Schützt ein Magenbakterium Frauen vor MS?

PERTH (Biermann) – Die Infektion mit dem Magenbakterium Helicobacter pylori scheint – zumindest bei Frauen – das Risiko für Multiple Sklerose zu verringern. Dies geht aus einer aktuellen Studie im Journal of Neurology Neurosurgery & Psychiatry hervor.
Sollte sich dieser Zusammenhang in weiteren Studien bestätigen, stütze dies die Hygiene-Hypothese, wonach Infektionen im Kindesalter vor der Entstehung von Autoimmunstörungen und Allergien im Erwachsenenalter schützen, schreiben die Autoren.
Für ihre Studie hatten die Wissenschaftler bei 550 Probanden mit bestätigter MS und 299 Kontrollpersonen den Antikörpertiter gegen das Magenbakterium bestimmt. In der Regel erfolgt die Infektion mit H. pylori vor dem zweiten Lebensjahr und besteht, sofern sie nicht behandelt wird, lebenslang.

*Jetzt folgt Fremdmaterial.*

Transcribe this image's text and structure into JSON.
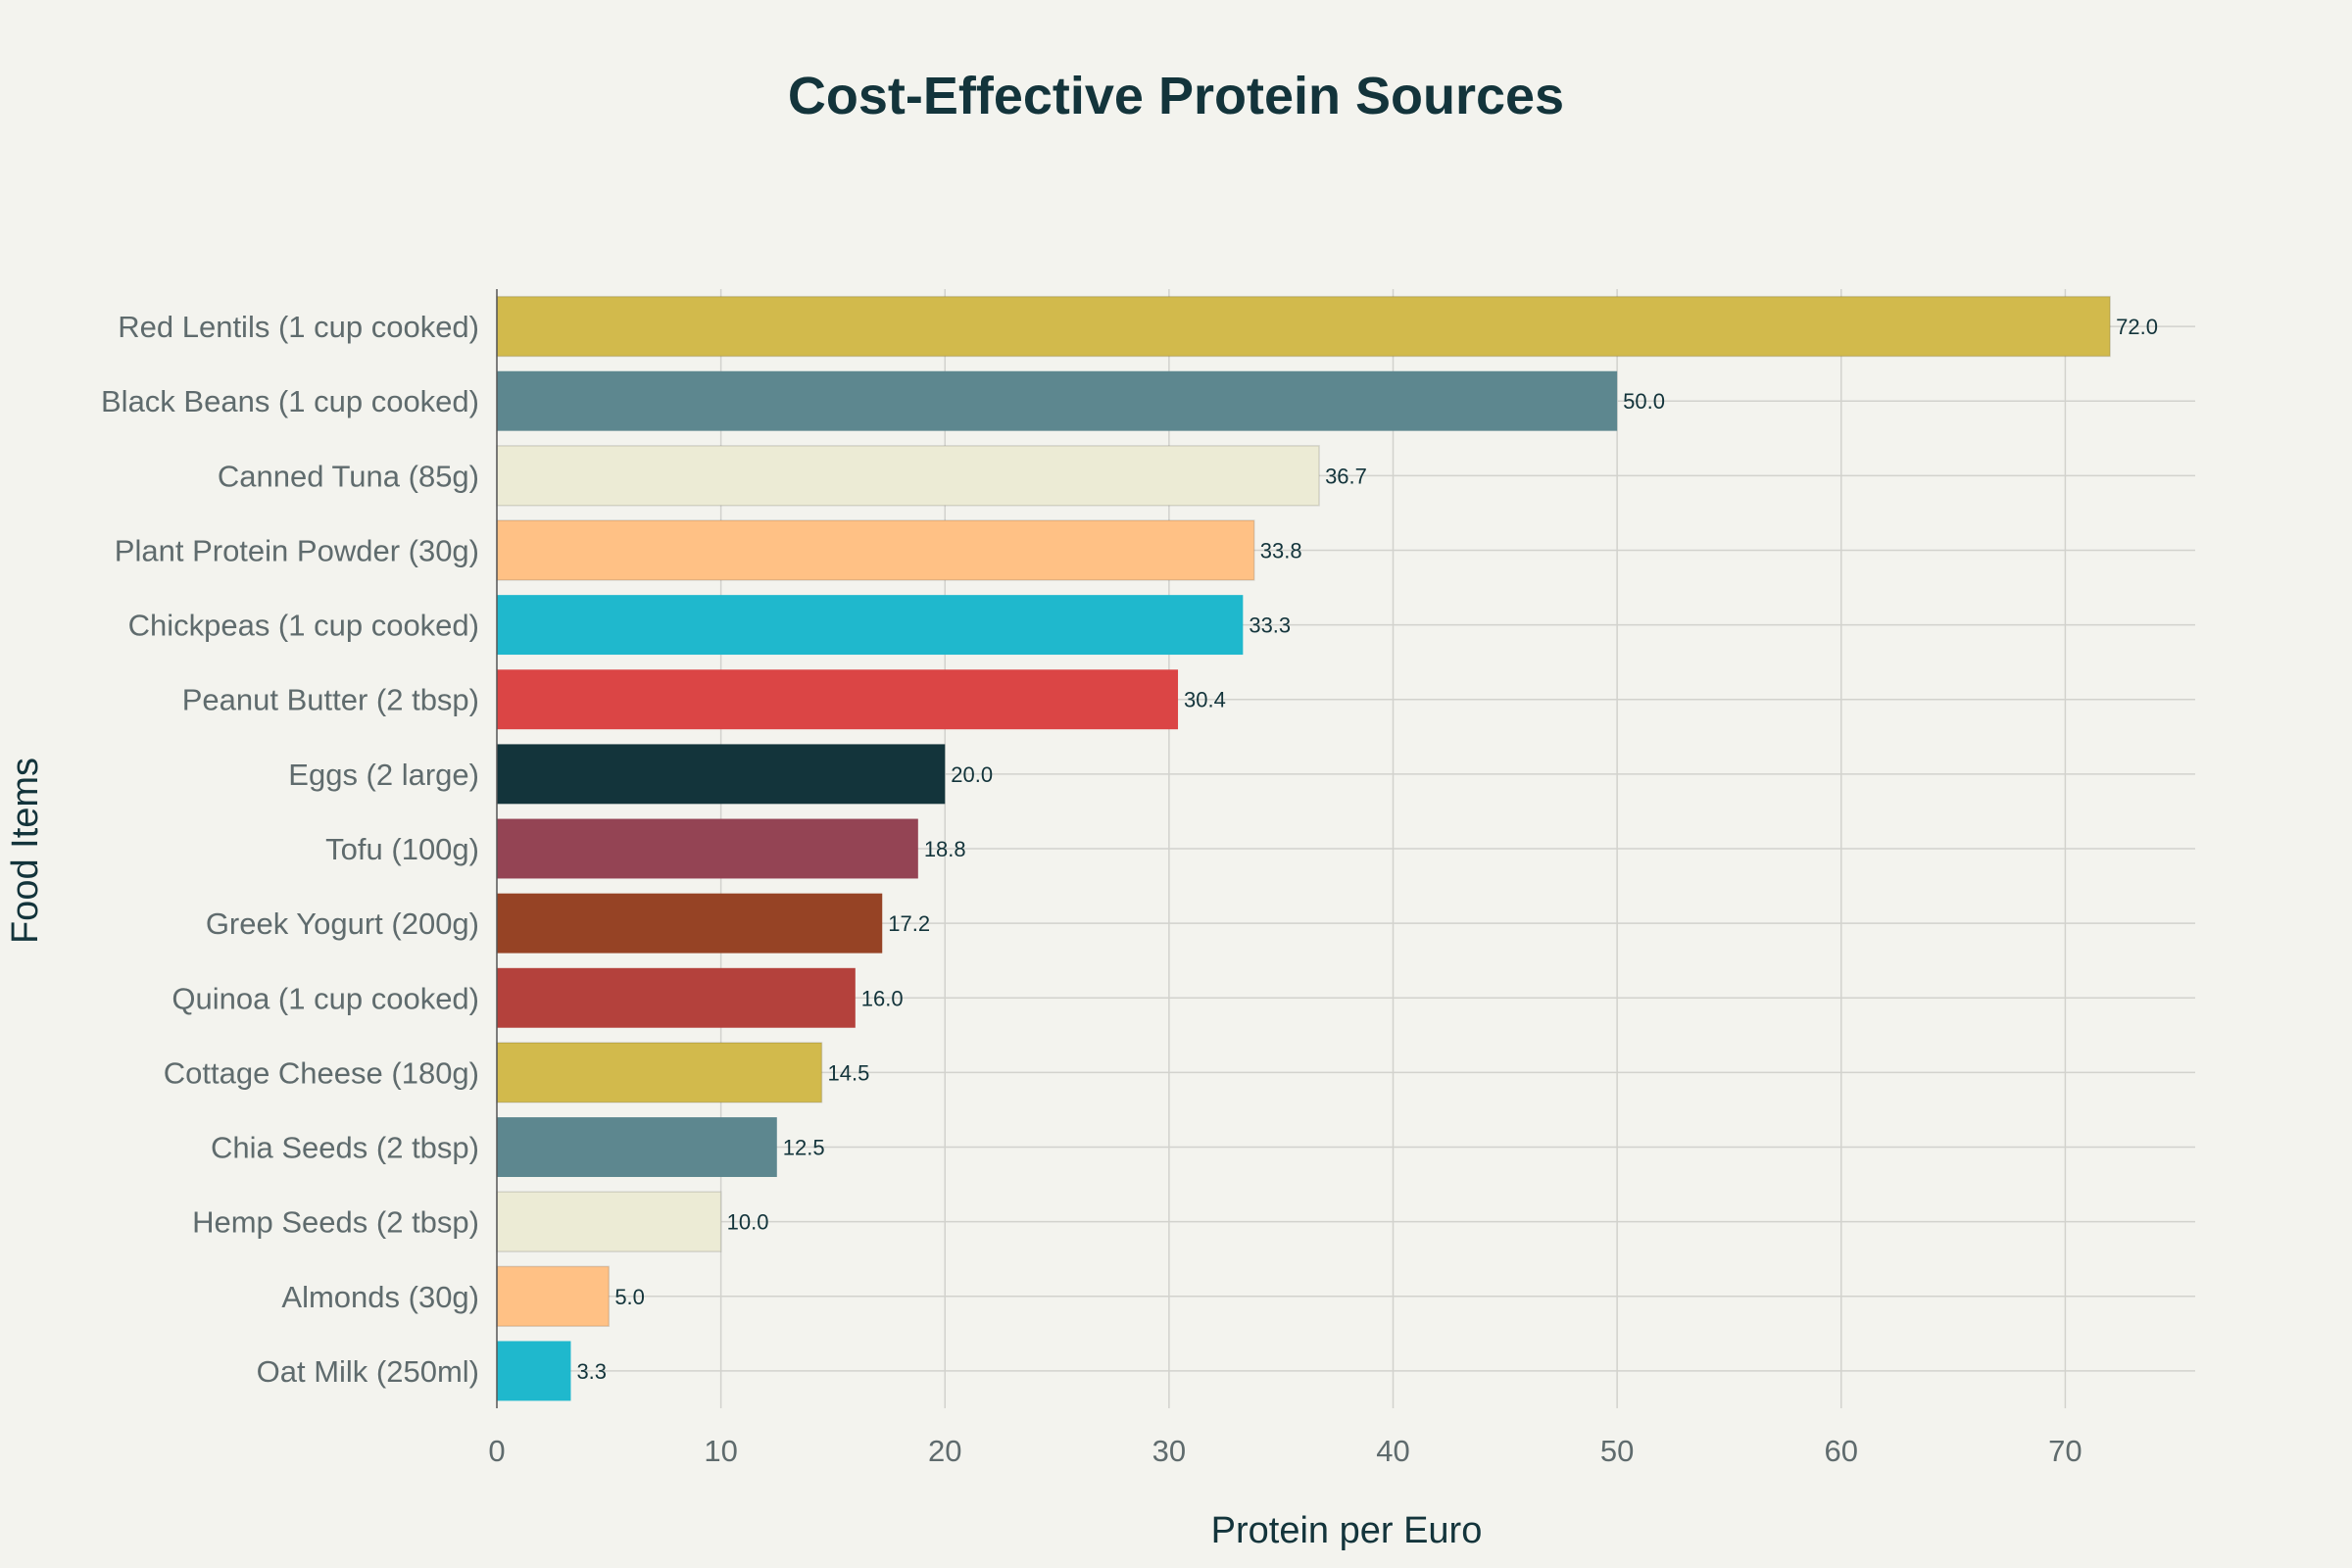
{
  "chart_data": {
    "type": "bar",
    "orientation": "horizontal",
    "title": "Cost-Effective Protein Sources",
    "xlabel": "Protein per Euro",
    "ylabel": "Food Items",
    "xlim": [
      0,
      75.8
    ],
    "xticks": [
      0,
      10,
      20,
      30,
      40,
      50,
      60,
      70
    ],
    "grid": true,
    "legend": "none",
    "categories": [
      "Red Lentils (1 cup cooked)",
      "Black Beans (1 cup cooked)",
      "Canned Tuna (85g)",
      "Plant Protein Powder (30g)",
      "Chickpeas (1 cup cooked)",
      "Peanut Butter (2 tbsp)",
      "Eggs (2 large)",
      "Tofu (100g)",
      "Greek Yogurt (200g)",
      "Quinoa (1 cup cooked)",
      "Cottage Cheese (180g)",
      "Chia Seeds (2 tbsp)",
      "Hemp Seeds (2 tbsp)",
      "Almonds (30g)",
      "Oat Milk (250ml)"
    ],
    "values": [
      72.0,
      50.0,
      36.7,
      33.8,
      33.3,
      30.4,
      20.0,
      18.8,
      17.2,
      16.0,
      14.5,
      12.5,
      10.0,
      5.0,
      3.3
    ],
    "value_labels": [
      "72.0",
      "50.0",
      "36.7",
      "33.8",
      "33.3",
      "30.4",
      "20.0",
      "18.8",
      "17.2",
      "16.0",
      "14.5",
      "12.5",
      "10.0",
      "5.0",
      "3.3"
    ],
    "colors": [
      "#d2ba4c",
      "#5d878f",
      "#ecebd5",
      "#ffc185",
      "#1fb8cd",
      "#db4545",
      "#13343b",
      "#944454",
      "#964325",
      "#b4413c",
      "#d2ba4c",
      "#5d878f",
      "#ecebd5",
      "#ffc185",
      "#1fb8cd"
    ]
  }
}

Rund die Hälfte der Weltbevölkerung ist infiziert, wobei die meisten Infektionen in den Entwicklungsländern bestehen, wo die Hygienestandards niedriger und die Zahl der Antibiotikaverschreibungen tendenziell geringer ist als in den Industriestaaten.
Die Auswertung der Blutproben ergab, dass die Zahl der Infektionen mit H. pylori in der MS-Gruppe signifikant niedriger war als in der Kontrollgruppe. Dies galt allerdings nur für die Frauen – bei ihnen war die Infektionsrate rund 30 Prozent niedriger als in der Kontrollgruppe.
Nach Berücksichtigung von Störparametern wie Alter bei MS-Diagnose, Geburtsjahr und Krankheitsdauer war die MS bei Studienteilnehmerinnen, die positiv auf die Infektion getestet wurden, schwächer ausgeprägt als bei antikörpernegativen Probandinnen.
Bei männlichen Studienteilnehmern beobachteten die Forscher einen genau entgegengesetzten Zusammenhang. Hier war die MS bei H. pylori-positiven Teilnehmern stärker ausgeprägt als bei antikörpernegativen Betroffenen.
Zwischen dem Vorliegen einer Infektion und der Schubrate fanden die Wissenschaftler keinen Zusammenhang.
Eine einleuchtende Erklärung für die geschlechtsspezifischen Unterschiede könnten sie nicht geben, erklärten die Forscher.
Die niedrigeren Behinderungswerte bei H. pylori-positiven MS-Betroffenen sprächen für eine protektive Wirkung durch die Infektion, betonte Prof. Junichi Kira vom Neurologischen Institut der Kyushu-Universität in Fukuoka, Japan, in einem begleitenden Editorial. Die inverse Korrelation zwischen MS und H. pylori-Infektionen unterstütze die Hygiene-Hypothese.